Safety is everything when it comes to nuclear power. The track and trace functionality for document production is important because there have been cases in the past where old nuclear reactors have used unsafe shortcuts to refurbish equipment (a high profile case of this type went through French courts in 2016).

According to Sebastian Martinez, CTO of Nuclearis, about 150 new reactors are planned to be built over the next 30 years and the “NuclearTech” sector aims to instill trust within nuclear power plant operators.

“Part of the problem is that there are a lot of intermediaries in this supply chain and parts of it are still paper,” said Martinez. “We hashed the manufacturing documents and upload them to the blockchain at the point where the steel part is created.

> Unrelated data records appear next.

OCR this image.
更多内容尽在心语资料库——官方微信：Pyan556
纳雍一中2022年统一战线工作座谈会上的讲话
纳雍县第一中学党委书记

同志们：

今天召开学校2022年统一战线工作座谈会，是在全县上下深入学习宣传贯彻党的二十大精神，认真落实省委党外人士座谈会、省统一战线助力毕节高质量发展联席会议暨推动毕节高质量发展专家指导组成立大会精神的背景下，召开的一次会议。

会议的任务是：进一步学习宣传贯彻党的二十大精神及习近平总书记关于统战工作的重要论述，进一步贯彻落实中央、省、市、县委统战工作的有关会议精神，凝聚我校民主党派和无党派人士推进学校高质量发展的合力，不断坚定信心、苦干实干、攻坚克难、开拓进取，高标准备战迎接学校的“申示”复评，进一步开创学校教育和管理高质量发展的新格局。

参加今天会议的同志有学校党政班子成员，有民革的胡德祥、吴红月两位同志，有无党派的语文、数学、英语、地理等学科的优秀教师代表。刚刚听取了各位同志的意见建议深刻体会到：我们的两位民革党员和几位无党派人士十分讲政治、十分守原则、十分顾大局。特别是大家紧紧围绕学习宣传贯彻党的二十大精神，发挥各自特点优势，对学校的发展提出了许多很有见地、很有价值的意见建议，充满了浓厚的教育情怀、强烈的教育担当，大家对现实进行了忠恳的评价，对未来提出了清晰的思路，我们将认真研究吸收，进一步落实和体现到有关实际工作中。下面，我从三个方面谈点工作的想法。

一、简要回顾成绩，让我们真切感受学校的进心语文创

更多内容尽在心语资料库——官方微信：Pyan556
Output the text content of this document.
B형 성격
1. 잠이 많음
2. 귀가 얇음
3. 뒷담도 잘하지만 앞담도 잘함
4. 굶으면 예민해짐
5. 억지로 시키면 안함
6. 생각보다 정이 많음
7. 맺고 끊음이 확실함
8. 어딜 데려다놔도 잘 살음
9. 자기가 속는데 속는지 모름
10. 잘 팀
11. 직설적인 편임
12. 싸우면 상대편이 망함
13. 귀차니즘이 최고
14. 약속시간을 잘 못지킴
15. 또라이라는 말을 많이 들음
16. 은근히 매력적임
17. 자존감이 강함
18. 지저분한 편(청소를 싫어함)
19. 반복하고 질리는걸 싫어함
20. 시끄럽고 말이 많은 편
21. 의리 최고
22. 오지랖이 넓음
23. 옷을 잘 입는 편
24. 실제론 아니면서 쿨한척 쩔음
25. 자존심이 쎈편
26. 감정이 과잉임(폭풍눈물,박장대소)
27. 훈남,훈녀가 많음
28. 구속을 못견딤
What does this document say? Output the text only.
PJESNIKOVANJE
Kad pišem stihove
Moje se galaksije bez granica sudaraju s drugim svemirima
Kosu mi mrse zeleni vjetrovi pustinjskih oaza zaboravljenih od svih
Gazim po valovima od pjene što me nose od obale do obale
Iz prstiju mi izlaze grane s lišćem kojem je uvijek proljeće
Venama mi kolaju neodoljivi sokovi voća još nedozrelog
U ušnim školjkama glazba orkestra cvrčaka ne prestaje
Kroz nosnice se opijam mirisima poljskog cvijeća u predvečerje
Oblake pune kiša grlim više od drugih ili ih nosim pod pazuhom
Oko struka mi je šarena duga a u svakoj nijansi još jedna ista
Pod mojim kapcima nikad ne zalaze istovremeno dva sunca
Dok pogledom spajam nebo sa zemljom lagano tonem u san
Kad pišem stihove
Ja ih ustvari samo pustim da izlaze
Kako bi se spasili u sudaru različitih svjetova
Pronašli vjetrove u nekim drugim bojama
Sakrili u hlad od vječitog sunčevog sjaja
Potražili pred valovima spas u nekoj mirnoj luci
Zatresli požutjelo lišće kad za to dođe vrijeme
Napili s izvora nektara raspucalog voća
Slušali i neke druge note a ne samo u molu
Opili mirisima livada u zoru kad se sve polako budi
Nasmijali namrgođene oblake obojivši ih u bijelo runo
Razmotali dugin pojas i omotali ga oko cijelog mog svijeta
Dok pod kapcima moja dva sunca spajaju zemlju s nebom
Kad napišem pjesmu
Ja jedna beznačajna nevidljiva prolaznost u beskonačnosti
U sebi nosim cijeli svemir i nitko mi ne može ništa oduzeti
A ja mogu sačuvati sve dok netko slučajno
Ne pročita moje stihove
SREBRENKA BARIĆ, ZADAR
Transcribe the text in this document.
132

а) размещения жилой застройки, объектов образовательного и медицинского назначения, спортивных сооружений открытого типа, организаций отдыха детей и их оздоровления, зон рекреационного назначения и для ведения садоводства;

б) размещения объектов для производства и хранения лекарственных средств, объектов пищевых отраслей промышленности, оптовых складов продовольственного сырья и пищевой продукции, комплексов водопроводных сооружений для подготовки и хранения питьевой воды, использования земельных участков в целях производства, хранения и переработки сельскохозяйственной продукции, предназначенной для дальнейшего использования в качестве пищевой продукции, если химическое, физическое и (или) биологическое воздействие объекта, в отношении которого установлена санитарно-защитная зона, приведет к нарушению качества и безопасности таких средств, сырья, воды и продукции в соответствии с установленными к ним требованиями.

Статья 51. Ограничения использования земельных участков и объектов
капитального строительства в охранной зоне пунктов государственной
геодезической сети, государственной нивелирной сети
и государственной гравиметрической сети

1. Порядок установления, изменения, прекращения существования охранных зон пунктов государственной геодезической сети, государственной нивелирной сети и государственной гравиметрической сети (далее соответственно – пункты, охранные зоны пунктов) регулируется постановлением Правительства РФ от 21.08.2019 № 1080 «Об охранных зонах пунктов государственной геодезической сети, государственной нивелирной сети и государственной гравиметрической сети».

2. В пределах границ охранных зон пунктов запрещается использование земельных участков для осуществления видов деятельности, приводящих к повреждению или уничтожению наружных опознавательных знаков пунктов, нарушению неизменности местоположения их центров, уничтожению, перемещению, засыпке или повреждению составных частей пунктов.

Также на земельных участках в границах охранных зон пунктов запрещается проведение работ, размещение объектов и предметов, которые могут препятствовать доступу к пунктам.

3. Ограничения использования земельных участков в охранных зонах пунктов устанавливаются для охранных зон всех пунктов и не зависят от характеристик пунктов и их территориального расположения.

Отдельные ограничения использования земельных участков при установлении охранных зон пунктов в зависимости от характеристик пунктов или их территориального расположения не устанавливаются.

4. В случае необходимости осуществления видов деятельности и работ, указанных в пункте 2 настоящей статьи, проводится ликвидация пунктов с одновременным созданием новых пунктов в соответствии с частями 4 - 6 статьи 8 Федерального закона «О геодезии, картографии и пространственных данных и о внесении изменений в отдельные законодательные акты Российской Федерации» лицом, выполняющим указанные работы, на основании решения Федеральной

Months or even years later, when we deliver the part, the plant can check if everything corresponds digitally ”.

Nuclear power plant in Argentina

Nuclearis, which is working with Argentina's three power plants - Atucha I, Atucha II and Embalse - said the Argentine government and the country's main nuclear power plant operator, Nucleoeléctrica Argentina, are looking to adopt its blockchain system.

The RSK blockchain developed with the consulting firm IOV Labs uses a process called "merged mining" to perform a sidechain on the Bitcoin blockchain and collect the hash power of the largest cryptocurrency - find out how buy Bitcoins.

"The immutability and security provided by blockchain are of the utmost importance to the nuclear industry," IOV Labs CEO Diego Gutierrez Zaldivar said in a statement.

The RSK-based platform now in use is only for tracing the provenance of new parts, but there are many interesting use cases for the future in businesses such as parts disposal, Nuclearis said.

"If you replace something like a pump from a primary loop that has been radioactive for the past 50 years, you need to deactivate it, take it out of the reactor and dismantle it," Martinez said. "The traceability of that stuff is very important so that it doesn't enter a black market or, worse, turn into a dirty bomb."